News

Perludem: Di Tangan Hasyim Asy’ari KPU Alami Kemunduran Besar

Anggota Dewan Pembina Peneliti Perkumpulan untuk Pemilu dan Demokrasi (Perludem) Titi Anggraini, menyayangkan Komisi Pemilihan Umum (KPU) yang tak menyertakan daftar tiwayat hidup bakal caleg pada pengumuman Daftar Calon Sementara (DCS).

“Menjadi anomali ketika KPU justru tidak mengumumkan atau mempublikasikan riwayat hidup caleg pada saat pengumuman DCS dan memilih mengumumkannya saat penetapan Daftar Calon Tetap (DCT),” kata Titi kepada wartawan, Selasa (22/8/2023).

Menurut Titi, saat nantinya penetapan DCT seluruh caleg itu harus sudah dinyatakan bersih atau tidak lagi bermasalah. Maka, melalui DCS ini semesti publik diberi kesempatan menyisir dan ikut menyaring caleg-caleg yang tidak memenuhi syarat atau bermasalah agar tidak lolos ke penetapan DCT. “Itulah gunanya masukkan dan tanggapan yang diharap diberikan oleh pemilih saat pengumuman DCS,” tambah Titi.

Jika berkaca pada pemilu 2014 dan 2019, Titi menjelaskan bahwa KPU saat ini mengalami kemunduran yang begitu besar. Sebab, pada pemilu lalu pengumuman terhadap riwayat hidup relatif lebih aksesibel dibandingkan KPU saat ini.

“Padahal KPU yang sekarang kan sudah menggunakan teknologi informasi yang disebut dengan Silon atau Sistem Teknologi Informasi Pencalonan. Seluruh data sudah digitalisasi tidak ada alasan untuk kemudian justru mempersulit akses publik,” jelas dia.

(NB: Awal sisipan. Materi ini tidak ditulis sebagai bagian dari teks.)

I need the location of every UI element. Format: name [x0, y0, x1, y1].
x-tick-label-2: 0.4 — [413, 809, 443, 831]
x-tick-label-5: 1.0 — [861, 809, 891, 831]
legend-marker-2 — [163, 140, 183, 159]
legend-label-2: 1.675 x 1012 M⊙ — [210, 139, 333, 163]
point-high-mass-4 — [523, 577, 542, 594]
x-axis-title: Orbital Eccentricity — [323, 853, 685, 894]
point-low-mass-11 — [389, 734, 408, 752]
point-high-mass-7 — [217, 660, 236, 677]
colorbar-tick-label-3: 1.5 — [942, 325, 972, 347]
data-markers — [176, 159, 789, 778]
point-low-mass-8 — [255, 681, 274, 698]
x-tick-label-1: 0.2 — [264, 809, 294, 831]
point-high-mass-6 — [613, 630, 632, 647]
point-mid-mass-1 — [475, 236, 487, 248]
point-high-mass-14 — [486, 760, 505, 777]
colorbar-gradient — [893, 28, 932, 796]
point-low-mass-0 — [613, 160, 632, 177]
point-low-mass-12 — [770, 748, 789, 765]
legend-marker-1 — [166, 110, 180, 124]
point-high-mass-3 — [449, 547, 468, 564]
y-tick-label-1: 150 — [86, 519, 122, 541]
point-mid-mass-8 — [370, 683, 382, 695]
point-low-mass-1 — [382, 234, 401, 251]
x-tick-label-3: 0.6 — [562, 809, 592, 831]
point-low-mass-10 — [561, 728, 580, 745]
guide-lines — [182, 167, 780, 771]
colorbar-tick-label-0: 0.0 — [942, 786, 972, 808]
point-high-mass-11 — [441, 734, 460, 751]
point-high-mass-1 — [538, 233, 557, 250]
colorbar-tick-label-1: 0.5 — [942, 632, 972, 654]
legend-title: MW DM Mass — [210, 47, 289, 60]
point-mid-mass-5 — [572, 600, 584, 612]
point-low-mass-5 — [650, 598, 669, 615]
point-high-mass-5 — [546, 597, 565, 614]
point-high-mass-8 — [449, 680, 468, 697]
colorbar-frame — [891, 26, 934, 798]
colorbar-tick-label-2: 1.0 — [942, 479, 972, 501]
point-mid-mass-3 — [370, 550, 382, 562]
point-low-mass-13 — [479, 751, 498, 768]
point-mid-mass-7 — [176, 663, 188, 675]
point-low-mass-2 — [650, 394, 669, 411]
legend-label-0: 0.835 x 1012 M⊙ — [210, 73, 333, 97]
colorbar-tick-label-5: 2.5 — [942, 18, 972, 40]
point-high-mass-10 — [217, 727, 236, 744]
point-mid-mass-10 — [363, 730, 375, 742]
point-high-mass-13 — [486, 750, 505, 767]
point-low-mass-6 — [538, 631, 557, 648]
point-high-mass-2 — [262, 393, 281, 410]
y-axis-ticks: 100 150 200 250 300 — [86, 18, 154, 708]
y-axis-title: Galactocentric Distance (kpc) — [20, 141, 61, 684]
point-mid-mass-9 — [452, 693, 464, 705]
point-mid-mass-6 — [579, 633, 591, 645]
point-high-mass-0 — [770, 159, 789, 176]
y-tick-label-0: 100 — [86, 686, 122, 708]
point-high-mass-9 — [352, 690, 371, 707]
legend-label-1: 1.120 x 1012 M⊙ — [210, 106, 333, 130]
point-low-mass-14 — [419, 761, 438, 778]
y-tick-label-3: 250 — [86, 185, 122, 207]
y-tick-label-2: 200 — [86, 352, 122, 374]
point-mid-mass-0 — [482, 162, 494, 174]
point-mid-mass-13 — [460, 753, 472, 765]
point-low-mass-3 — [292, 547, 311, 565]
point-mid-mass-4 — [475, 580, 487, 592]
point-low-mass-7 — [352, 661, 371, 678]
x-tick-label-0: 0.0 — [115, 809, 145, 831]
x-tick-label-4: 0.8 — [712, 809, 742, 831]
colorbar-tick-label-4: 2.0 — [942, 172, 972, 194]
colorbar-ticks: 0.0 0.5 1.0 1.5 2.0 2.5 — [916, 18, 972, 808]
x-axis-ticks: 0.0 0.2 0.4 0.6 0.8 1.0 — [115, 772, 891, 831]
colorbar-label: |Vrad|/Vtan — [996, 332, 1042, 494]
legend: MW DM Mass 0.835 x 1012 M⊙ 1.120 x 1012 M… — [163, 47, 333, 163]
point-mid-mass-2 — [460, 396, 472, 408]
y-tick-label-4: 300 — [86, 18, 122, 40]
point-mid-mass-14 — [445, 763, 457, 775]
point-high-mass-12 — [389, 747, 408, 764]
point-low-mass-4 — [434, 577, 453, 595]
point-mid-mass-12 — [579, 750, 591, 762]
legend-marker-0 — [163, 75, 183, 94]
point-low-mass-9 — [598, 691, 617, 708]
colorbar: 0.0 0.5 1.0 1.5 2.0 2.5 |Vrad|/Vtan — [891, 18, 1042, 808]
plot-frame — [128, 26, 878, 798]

Sementara itu, Titi menegaskan kalaupun memang ada informasi pribadi caleg yang perlu dilindungi KPU, maka bukan berarti seluruh informasi harus dirahasiakan. “Kalau ada informasi yang dikecualikan maka itu yang bisa ditutup sementara informasi lain bisa dibuka. Nah ketika KPU menyatakan ada informasi yang dikecualikan atau rahasia apakah KPU sudah melakukan uji konsekuensi yang menurut UU Keterbukaan Informasi Publik itu harus dilalui sebelum menyatakan sebuah informasi itu adalah rahasia,” pungkasnya.

Senada, Sekretaris Jenderal (Sekjen) Komite Independen Pemantau Pemilu (KIPP) Kaka Suminta mengatakan, jika dibandingkan dengan Pemilu tahun 2019, ia menilai KPU di era kepemimpinan Arief Budiman lebih jauh terbuka memberikan ruang kepada publik dengan sistem informasi, ketimbang KPU pimpinan Hasyim Asy’ari.

“Harusnya justru informasinya semakin baik, sehingga saya menilai hari ini semakin memburuk, kecuali KPU ingin memperbaiki. Jadi, momentum ini bukan sekedar salah ketik tetapi perlu audit internal dan evaluasi dan juga kami akan mencari informasi dan data yang relevan untuk melihat apa yang sebenarnya terjadi,” ujar Kaka saat dihubungi Inilah.com, di Jakarta Selasa (22/8/2023).

Kaka juga meminta KPU untuk melakukan audit internal terkait salahnya memasukan jumlah data DCS pada pemilu legislatif 2024. Menurut Kaka, alasan KPU yang mengatakan pihaknya typo dan human error tidak bisa dijadikan dalih bagi kesalahan fatal tersebut.

Ia menjelaskan, alasan tersebut tidak bisa diterima nalar, lantaran proses penetapan DCS pastinya telah melalui beberapa rangkaian tahapan. “Sehingga kalau semuanya melalui proses informasi, maka yang namanya typo itu seharusnya tidak terjadi. Maka KPU minimal perlu melakukan audit internal,” jelas Kaka.